On pourrait toutefois objecter que, parmi les 10% de ménages les plus modestes, 65% sont locataires et non propriétaires (graphique 6). Les locataires pourraient souffrir du resserrement du crédit non pas de façon directe, par restriction de l’accès à la propriété, mais de manière indirecte, par attrition de l’offre de logements locatifs. Quelques soient d’éventuels ajustements techniques qui pourraient être envisagés par le HCSF sur ce sujet, l’investissement locatif reste avant tout freiné par sa faible rentabilité notamment en zone tendue (Madec, 2023). Entre 2015 et 2022, les investisseurs sur le marché locatif se sont rémunérés davantage par la plus-value à la revente du bien que via les loyers perçus pendant la période de détention, lesquels sont parfois plafonnés. Cette espérance de plus-value a disparu. Si la hausse des taux d’intérêt conduit à une baisse des prix sans baisse équivalente des loyers (voir par exemple, Bove, Dees et Thubin, 2020 ; Terra Nova, 2023), alors la rentabilité de l’investissement locatif se redressera et l’on peut espérer, à terme, une hausse de l’offre de logements à la location.

Les ménages multi-propriétaires sont clairement concentrés dans les dixièmes, centièmes et millièmes de niveaux de vie les plus élevés (graphique 6). Les achats de résidences secondaires et le développement rapide de la location meublée touristique a pu évincer en partie l’offre de location de longue durée (voir par exemple Duso et al. (2021) sur le cas de Berlin, et l’Institut Paris Habitat (2023) sur le cas de Paris). Ainsi, il est possible qu’un même volume de crédit hors résidence principale alimente moins le marché de la location de longue durée que cela n’était le cas par le passé. La solution à ce problème passe en priorité par une réduction des distorsions réglementaires et fiscales.
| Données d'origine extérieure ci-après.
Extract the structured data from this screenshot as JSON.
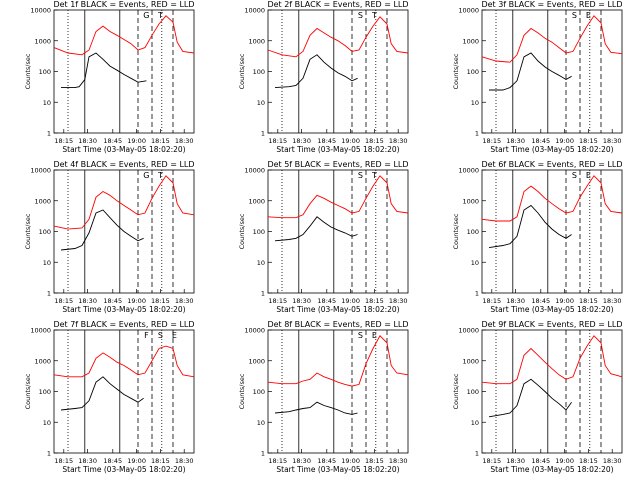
{
  "figure": {
    "common": {
      "x_tick_labels": [
        "18:15",
        "18:30",
        "18:45",
        "19:00",
        "18:15",
        "18:30"
      ],
      "x_label": "Start Time (03-May-05 18:02:20)",
      "y_label": "Counts/sec",
      "y_tick_labels": [
        "1",
        "10",
        "100",
        "1000",
        "10000"
      ],
      "y_scale": "log",
      "ylim": [
        1,
        10000
      ],
      "black_series_name": "Events",
      "red_series_name": "LLD",
      "colors": {
        "black": "#000000",
        "red": "#ff0000"
      }
    }
  },
  "chart_data": [
    {
      "type": "line",
      "title": "Det 1f BLACK = Events, RED = LLD",
      "series": [
        {
          "name": "Events",
          "color": "black",
          "x": [
            0.05,
            0.15,
            0.18,
            0.22,
            0.25,
            0.3,
            0.35,
            0.4,
            0.45,
            0.5,
            0.55,
            0.6,
            0.66
          ],
          "values": [
            30,
            30,
            32,
            55,
            300,
            400,
            250,
            150,
            110,
            80,
            60,
            45,
            50
          ]
        },
        {
          "name": "LLD",
          "color": "red",
          "x": [
            0.0,
            0.1,
            0.2,
            0.25,
            0.3,
            0.35,
            0.4,
            0.45,
            0.5,
            0.55,
            0.6,
            0.65,
            0.7,
            0.75,
            0.8,
            0.85,
            0.88,
            0.92,
            1.0
          ],
          "values": [
            600,
            400,
            350,
            500,
            2000,
            3000,
            2000,
            1500,
            1100,
            800,
            500,
            600,
            1500,
            3500,
            6500,
            4000,
            900,
            450,
            400
          ]
        }
      ],
      "annotations": [
        "G",
        "T"
      ]
    },
    {
      "type": "line",
      "title": "Det 2f BLACK = Events, RED = LLD",
      "series": [
        {
          "name": "Events",
          "color": "black",
          "x": [
            0.05,
            0.15,
            0.2,
            0.25,
            0.3,
            0.35,
            0.4,
            0.45,
            0.5,
            0.55,
            0.6,
            0.64
          ],
          "values": [
            30,
            32,
            35,
            60,
            250,
            350,
            200,
            130,
            90,
            70,
            50,
            60
          ]
        },
        {
          "name": "LLD",
          "color": "red",
          "x": [
            0.0,
            0.1,
            0.2,
            0.25,
            0.3,
            0.35,
            0.4,
            0.45,
            0.5,
            0.55,
            0.6,
            0.65,
            0.7,
            0.75,
            0.8,
            0.85,
            0.88,
            0.92,
            1.0
          ],
          "values": [
            500,
            350,
            300,
            450,
            1500,
            2500,
            1800,
            1300,
            1000,
            700,
            450,
            500,
            1300,
            3000,
            6000,
            3500,
            800,
            450,
            400
          ]
        }
      ],
      "annotations": [
        "S",
        "T"
      ]
    },
    {
      "type": "line",
      "title": "Det 3f BLACK = Events, RED = LLD",
      "series": [
        {
          "name": "Events",
          "color": "black",
          "x": [
            0.05,
            0.15,
            0.2,
            0.25,
            0.3,
            0.35,
            0.4,
            0.45,
            0.5,
            0.55,
            0.6,
            0.64
          ],
          "values": [
            25,
            25,
            30,
            50,
            300,
            400,
            220,
            140,
            100,
            75,
            55,
            70
          ]
        },
        {
          "name": "LLD",
          "color": "red",
          "x": [
            0.0,
            0.1,
            0.2,
            0.25,
            0.3,
            0.35,
            0.4,
            0.45,
            0.5,
            0.55,
            0.6,
            0.65,
            0.7,
            0.75,
            0.8,
            0.85,
            0.88,
            0.92,
            1.0
          ],
          "values": [
            300,
            220,
            200,
            350,
            1500,
            2500,
            1800,
            1200,
            900,
            600,
            400,
            450,
            1200,
            3000,
            6500,
            3800,
            800,
            420,
            380
          ]
        }
      ],
      "annotations": [
        "S",
        "E"
      ]
    },
    {
      "type": "line",
      "title": "Det 4f BLACK = Events, RED = LLD",
      "series": [
        {
          "name": "Events",
          "color": "black",
          "x": [
            0.05,
            0.15,
            0.2,
            0.25,
            0.3,
            0.35,
            0.4,
            0.45,
            0.5,
            0.55,
            0.6,
            0.64
          ],
          "values": [
            25,
            28,
            35,
            90,
            400,
            500,
            280,
            160,
            100,
            70,
            50,
            60
          ]
        },
        {
          "name": "LLD",
          "color": "red",
          "x": [
            0.0,
            0.1,
            0.2,
            0.25,
            0.3,
            0.35,
            0.4,
            0.45,
            0.5,
            0.55,
            0.6,
            0.65,
            0.7,
            0.75,
            0.8,
            0.85,
            0.88,
            0.92,
            1.0
          ],
          "values": [
            150,
            120,
            130,
            250,
            1300,
            2000,
            1500,
            1000,
            700,
            500,
            350,
            400,
            1200,
            3000,
            6500,
            3800,
            800,
            400,
            350
          ]
        }
      ],
      "annotations": [
        "G",
        "T"
      ]
    },
    {
      "type": "line",
      "title": "Det 5f BLACK = Events, RED = LLD",
      "series": [
        {
          "name": "Events",
          "color": "black",
          "x": [
            0.05,
            0.15,
            0.2,
            0.25,
            0.3,
            0.35,
            0.4,
            0.45,
            0.5,
            0.55,
            0.6,
            0.64
          ],
          "values": [
            50,
            55,
            60,
            80,
            150,
            300,
            200,
            140,
            110,
            90,
            70,
            80
          ]
        },
        {
          "name": "LLD",
          "color": "red",
          "x": [
            0.0,
            0.1,
            0.2,
            0.25,
            0.3,
            0.35,
            0.4,
            0.45,
            0.5,
            0.55,
            0.6,
            0.65,
            0.7,
            0.75,
            0.8,
            0.85,
            0.88,
            0.92,
            1.0
          ],
          "values": [
            300,
            280,
            280,
            350,
            800,
            1500,
            1200,
            900,
            700,
            550,
            400,
            450,
            1200,
            3000,
            6500,
            3800,
            800,
            450,
            400
          ]
        }
      ],
      "annotations": [
        "S",
        "T"
      ]
    },
    {
      "type": "line",
      "title": "Det 6f BLACK = Events, RED = LLD",
      "series": [
        {
          "name": "Events",
          "color": "black",
          "x": [
            0.05,
            0.15,
            0.2,
            0.25,
            0.3,
            0.35,
            0.4,
            0.45,
            0.5,
            0.55,
            0.6,
            0.64
          ],
          "values": [
            30,
            35,
            40,
            70,
            500,
            700,
            400,
            200,
            120,
            80,
            60,
            80
          ]
        },
        {
          "name": "LLD",
          "color": "red",
          "x": [
            0.0,
            0.1,
            0.2,
            0.25,
            0.3,
            0.35,
            0.4,
            0.45,
            0.5,
            0.55,
            0.6,
            0.65,
            0.7,
            0.75,
            0.8,
            0.85,
            0.88,
            0.92,
            1.0
          ],
          "values": [
            250,
            220,
            220,
            300,
            2000,
            3000,
            2000,
            1200,
            800,
            550,
            400,
            450,
            1300,
            3000,
            6500,
            3800,
            800,
            450,
            400
          ]
        }
      ],
      "annotations": [
        "S",
        "E"
      ]
    },
    {
      "type": "line",
      "title": "Det 7f BLACK = Events, RED = LLD",
      "series": [
        {
          "name": "Events",
          "color": "black",
          "x": [
            0.05,
            0.15,
            0.2,
            0.25,
            0.3,
            0.35,
            0.4,
            0.45,
            0.5,
            0.55,
            0.6,
            0.64
          ],
          "values": [
            25,
            28,
            30,
            50,
            200,
            300,
            180,
            120,
            80,
            60,
            45,
            60
          ]
        },
        {
          "name": "LLD",
          "color": "red",
          "x": [
            0.0,
            0.1,
            0.2,
            0.25,
            0.3,
            0.35,
            0.4,
            0.45,
            0.5,
            0.55,
            0.6,
            0.65,
            0.7,
            0.75,
            0.8,
            0.85,
            0.88,
            0.92,
            1.0
          ],
          "values": [
            350,
            300,
            300,
            400,
            1200,
            1800,
            1300,
            900,
            700,
            500,
            350,
            400,
            1000,
            2500,
            3000,
            2500,
            700,
            350,
            300
          ]
        }
      ],
      "annotations": [
        "F",
        "S",
        "E"
      ]
    },
    {
      "type": "line",
      "title": "Det 8f BLACK = Events, RED = LLD",
      "series": [
        {
          "name": "Events",
          "color": "black",
          "x": [
            0.05,
            0.15,
            0.2,
            0.25,
            0.3,
            0.35,
            0.4,
            0.45,
            0.5,
            0.55,
            0.6,
            0.64
          ],
          "values": [
            20,
            22,
            25,
            28,
            30,
            45,
            35,
            30,
            25,
            20,
            18,
            20
          ]
        },
        {
          "name": "LLD",
          "color": "red",
          "x": [
            0.0,
            0.1,
            0.2,
            0.25,
            0.3,
            0.35,
            0.4,
            0.45,
            0.5,
            0.55,
            0.6,
            0.65,
            0.7,
            0.75,
            0.8,
            0.85,
            0.88,
            0.92,
            1.0
          ],
          "values": [
            200,
            180,
            180,
            220,
            250,
            400,
            300,
            250,
            200,
            170,
            150,
            170,
            800,
            2500,
            6500,
            3800,
            700,
            400,
            350
          ]
        }
      ],
      "annotations": [
        "S",
        "E"
      ]
    },
    {
      "type": "line",
      "title": "Det 9f BLACK = Events, RED = LLD",
      "series": [
        {
          "name": "Events",
          "color": "black",
          "x": [
            0.05,
            0.15,
            0.2,
            0.25,
            0.3,
            0.35,
            0.4,
            0.45,
            0.5,
            0.55,
            0.6,
            0.64
          ],
          "values": [
            15,
            18,
            20,
            35,
            180,
            250,
            160,
            100,
            60,
            40,
            25,
            45
          ]
        },
        {
          "name": "LLD",
          "color": "red",
          "x": [
            0.0,
            0.1,
            0.2,
            0.25,
            0.3,
            0.35,
            0.4,
            0.45,
            0.5,
            0.55,
            0.6,
            0.65,
            0.7,
            0.75,
            0.8,
            0.85,
            0.88,
            0.92,
            1.0
          ],
          "values": [
            200,
            180,
            180,
            250,
            1500,
            2500,
            1500,
            900,
            550,
            350,
            250,
            300,
            1200,
            3000,
            6500,
            3800,
            700,
            380,
            300
          ]
        }
      ],
      "annotations": []
    }
  ]
}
Graphique 6. Nombre de logements possédés selon le niveau de vie, année 2017

Source : Insee (2021).

Image Graphique 6. Nombre de logements possédés selon le niveau de vie, année 2017
Graphique 6. Nombre de logements possédés selon le niveau de vie, année 2017

Crédit à l’habitat et construction de logements

Une troisième façon d’analyser le ralentissement du crédit à l’habitat est de prendre en compte ses répercussions sur la construction. De fait, la construction de logements neufs a commencé à se replier au second semestre 2022, et les réservations sont également en baisse. Toutefois, avec 431 800 constructions autorisées (et 354 200 commencées) entre mai 2022 et avril 2023, le volume global reste proche du niveau d’avant la pandémie (460 100 constructions autorisées et 385 200 commencées entre mars 2019 à février 2020), et dans l’ordre de grandeur de la projection des besoins réalisée par le Commissariat général au développement durable - entre 300 000 et 350 000 logements par an.  
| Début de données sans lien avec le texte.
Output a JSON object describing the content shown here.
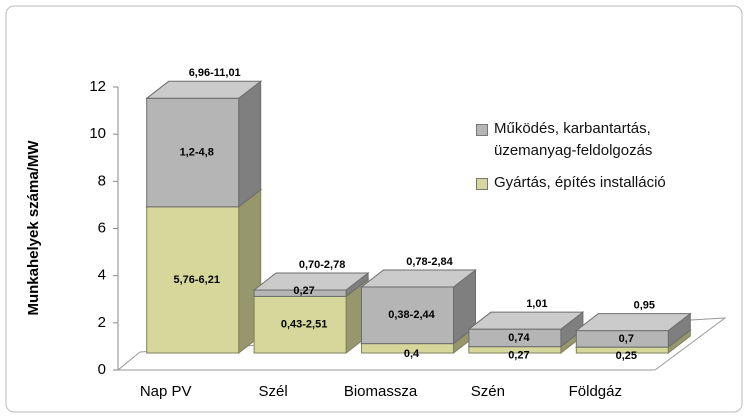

Si le ressenti est clairement celui d’une pénurie, c’est en partie en raison de l’importance du parc qui n’est pas dévolu à la résidence principale et parce que les nouveaux logements ne se situent pas suffisamment dans les zones où la demande est forte, du fait notamment d’une difficulté persistante à densifier les villes (voir Tardiveau, 2020). Il faut ici rappeler que le volume et le prix du crédit à l’habitat ne sont pas les seuls déterminants de l’activité dans le secteur de la construction. D’autres éléments, tels que les pénuries de main d’œuvre, la lenteur des processus d’autorisation de logements collectifs ou le repli de la confiance des ménages, sont également de nature à freiner les projets. Si les coûts de construction peuvent difficilement s’ajuster à court terme, une baisse des prix du foncier pourrait temporairement contribuer à soutenir le pouvoir d’achat immobilier des ménages.

La normalisation du crédit à l’habitat pourrait finalement contribuer à une forme de rationalisation de l’offre de nouveaux logements en France en limitant le bourgeonnement de résidences secondaires et meublés touristiques, en sensibilisant les investisseurs au risque de vacance et en réduisant le prix du foncier.